Kirtland Air Force Base in Albuquerque, New Mexico is part of this toxic archipelago.
Largest aquifer contamination in history
Beginning in 1953, KAFB leaked jet fuel into the surrounding soil. The leak continued, miraculously undetected, for 45 years!
Despite a plume surfacing in the soil in 1992 and pressure from the Environmental Protection Agency to investigate the source of the
plume, KAFB ignored the issue for seven years until 1999 when the New Mexico Environment Department demanded an investigation.
What followed was the discovery of the largest toxic contamination of an aquifer in U.S. history, up to 25 million gallons—twice the size of the 1989 Exxon Valdez spill.
That the world’s biggest polluter would try to avoid cleaning up its toxic mess is no surprise.
KAFB did not conduct its first water well test until seven years after the spill was made public knowledge, relenting to public scrutiny. They found four feet of toxic jet fuel lying on top of the aquifer. The jet fuel contains a deadly mix of chemicals like lead, ethylene dibromide (EDB), benzene, toluene and more. All of these chemicals are either carcinogens, mutagens, or both. Remediation efforts for the contamination did not begin until 2015, 16 years after discovery and since then, KAFB has not made much progress, or rather effort, in cleaning the spill.
Little clean up, lots of PR
On March 22, these authors attended the latest installment of a series of “public outreach events” organized by the United States Air Force and the NMED, public relations devices geared toward placating and distracting the public from the glacially-slow efforts and negligence of the Air Force base to clean up the spill.
Of the 40 or so concerned residents and small business owners that came, some have been attending these meetings for nearly 20 years and have gained a lot of knowledge of the issue along with cynicism and distrust of both KAFB and NMED, which seem to be working hand-in-glove.
After meaningless NMED presentations that had nothing to do with cleanup efforts and empty declarations of progress and advancement from KAFB, the floor was opened to the audience to make comments. Several members of the community stood up and criticized and questioned the officials over their lack of action and duty to the public.
“Science is complicated”
Liberation News reporter Karina Rodgers asked, “Why did it take so long for the NMED and the KAFB to start treating the water?

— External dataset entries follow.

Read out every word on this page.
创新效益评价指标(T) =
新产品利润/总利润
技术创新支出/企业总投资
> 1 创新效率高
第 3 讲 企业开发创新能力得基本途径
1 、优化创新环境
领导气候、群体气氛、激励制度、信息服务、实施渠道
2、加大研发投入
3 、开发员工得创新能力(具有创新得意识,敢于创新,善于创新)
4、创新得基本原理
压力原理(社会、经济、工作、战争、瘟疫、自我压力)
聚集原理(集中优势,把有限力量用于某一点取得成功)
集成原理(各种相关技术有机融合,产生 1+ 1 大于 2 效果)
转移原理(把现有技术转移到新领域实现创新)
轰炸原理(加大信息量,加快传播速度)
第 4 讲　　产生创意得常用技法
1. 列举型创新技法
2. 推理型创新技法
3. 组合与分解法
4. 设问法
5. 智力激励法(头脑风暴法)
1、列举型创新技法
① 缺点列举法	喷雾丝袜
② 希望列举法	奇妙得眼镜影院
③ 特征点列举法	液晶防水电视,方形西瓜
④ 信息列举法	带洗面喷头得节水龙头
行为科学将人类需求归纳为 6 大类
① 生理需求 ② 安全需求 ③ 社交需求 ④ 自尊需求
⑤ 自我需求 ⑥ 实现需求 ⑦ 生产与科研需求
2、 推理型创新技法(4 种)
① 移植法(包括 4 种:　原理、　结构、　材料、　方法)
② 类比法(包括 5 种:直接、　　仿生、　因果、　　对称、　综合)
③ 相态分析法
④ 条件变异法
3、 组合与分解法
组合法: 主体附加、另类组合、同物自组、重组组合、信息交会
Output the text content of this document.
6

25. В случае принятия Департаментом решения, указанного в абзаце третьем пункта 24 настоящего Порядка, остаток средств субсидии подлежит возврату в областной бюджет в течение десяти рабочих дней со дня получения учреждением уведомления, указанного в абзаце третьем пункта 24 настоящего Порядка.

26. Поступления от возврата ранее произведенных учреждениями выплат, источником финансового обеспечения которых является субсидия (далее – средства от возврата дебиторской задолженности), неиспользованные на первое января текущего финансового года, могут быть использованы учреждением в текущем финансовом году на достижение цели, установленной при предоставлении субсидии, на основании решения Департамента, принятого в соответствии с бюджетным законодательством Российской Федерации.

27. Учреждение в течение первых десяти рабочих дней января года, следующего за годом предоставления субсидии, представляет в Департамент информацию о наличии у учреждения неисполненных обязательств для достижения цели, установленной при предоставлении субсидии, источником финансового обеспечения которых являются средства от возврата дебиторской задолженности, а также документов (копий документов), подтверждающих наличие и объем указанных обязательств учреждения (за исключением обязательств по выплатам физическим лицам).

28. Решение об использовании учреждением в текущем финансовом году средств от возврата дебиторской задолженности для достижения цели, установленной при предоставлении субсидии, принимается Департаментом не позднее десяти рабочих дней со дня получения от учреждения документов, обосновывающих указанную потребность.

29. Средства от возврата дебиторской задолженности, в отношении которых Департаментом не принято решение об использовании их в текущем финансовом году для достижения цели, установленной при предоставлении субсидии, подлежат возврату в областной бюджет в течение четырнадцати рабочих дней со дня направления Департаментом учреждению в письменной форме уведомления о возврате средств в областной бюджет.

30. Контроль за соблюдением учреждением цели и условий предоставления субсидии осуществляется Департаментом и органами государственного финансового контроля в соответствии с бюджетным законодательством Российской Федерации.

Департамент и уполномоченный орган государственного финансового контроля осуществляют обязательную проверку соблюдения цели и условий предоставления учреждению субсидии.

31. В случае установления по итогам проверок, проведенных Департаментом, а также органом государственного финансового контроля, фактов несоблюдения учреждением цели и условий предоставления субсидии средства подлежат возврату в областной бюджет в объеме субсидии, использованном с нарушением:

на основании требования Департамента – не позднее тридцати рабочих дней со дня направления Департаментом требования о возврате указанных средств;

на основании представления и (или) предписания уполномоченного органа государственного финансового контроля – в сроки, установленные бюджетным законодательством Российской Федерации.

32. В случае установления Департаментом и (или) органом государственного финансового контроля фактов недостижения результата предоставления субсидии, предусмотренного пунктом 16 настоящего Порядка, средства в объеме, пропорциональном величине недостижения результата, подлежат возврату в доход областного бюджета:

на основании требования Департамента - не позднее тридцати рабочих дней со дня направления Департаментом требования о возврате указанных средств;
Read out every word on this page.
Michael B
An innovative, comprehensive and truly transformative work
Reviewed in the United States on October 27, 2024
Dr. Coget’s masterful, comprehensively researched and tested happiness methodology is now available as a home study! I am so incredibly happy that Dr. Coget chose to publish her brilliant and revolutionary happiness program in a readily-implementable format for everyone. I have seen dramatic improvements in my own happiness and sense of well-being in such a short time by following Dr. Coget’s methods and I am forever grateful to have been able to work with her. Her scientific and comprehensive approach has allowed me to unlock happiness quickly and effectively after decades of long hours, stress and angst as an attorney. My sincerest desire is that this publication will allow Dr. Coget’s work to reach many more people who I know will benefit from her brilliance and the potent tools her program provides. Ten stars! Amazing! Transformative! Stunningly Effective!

How much longer will it take? How much more of our taxes are going to go into cleaning your messes?” $200,000,000 in taxpayer money has already been spent.
In response, a spokesperson for KAFB answered with placatory and condescending non-answers like, “science is complicated,” “these things don’t happen overnight,” and “we are trying our best.”
The reality is that Kirtland is not “trying its best.” It took KAFB 24 years from the moment it knew about the spill to treat the first gallon of contaminated water, a criminally negligent delay that they then dismiss with homespun pseudo-scientific assertions like “things don’t happen overnight.”
For KAFB, which is on the cutting edge of national research and development for drone and nuclear weapons technology, science doesn’t seem to be “complicated” when it comes to the science of death and destruction. KAFB only seems to think “science is complicated” when it comes to cleaning their poisons out of our water! Then, and only then does science just get too complicated for KAFB.
The community is not fooled! The people of Albuquerque demand action and demand truth!